Imaad Wasif è un cantante e chitarrista nato a Vancouver ed attivo nel circuito underground losangelino come compositore e turnista (sua è la chitarra acustica, il basso e i synth nel tour 2006/2007 degli Yeah Yeah Yeahs). Nella sua discografia si contano un album omonimo, intimo ed acustico, edito da Kill Rock Stars nel 2006, un secondo album del 2007, "Strange Hexes", di cui ci occupiamo qui (ristampato per l'occasione dalla World In Sound), e un terzo album via Tee Pee Records del 2010 intitolato "The Voidist". Imaad è un artista e si sente, con una sensibilità tra il Syd Barrett degli album solisti e il Jason Simon (cantante e chitarrista dei favolosi Dead Meadow) più melodico.

In quest'occasione il suono è di una vera e propria band, i Two Part Beast, ossia Bobb Bruno al basso e Adam Garcia alla batteria, i quali donano un felling più compatto e maggiormente compatibile con le intenzioni dell'autore di realizzare un album compiutamente rock.

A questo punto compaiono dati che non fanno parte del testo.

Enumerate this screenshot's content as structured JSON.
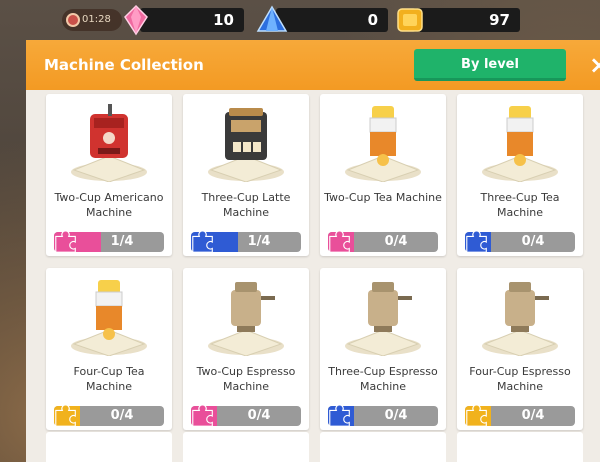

Alcune volte si toccano delle corde emotive struggenti ("Seventh Sign", "Spell"), altre il pedalino del fuzz ringhia e sbruffa ("Unveiling", "Cloudlines", "Halcyon") portandoci nei dintorni di Arbouretum, Dead Meadow e Pontiak. Pastoralità e buon gusto compositivo: questo è in sintesi il concetto che ci trasferisce il disco, risultando un buon punto di contatto tra le asperità psichedeliche e l'urgenza di comunicare il proprio universo interiore. Da seguire come si seguono le personalità brillanti capaci di fare tutto e il contrario di tutto. Inequivocabilmente libere.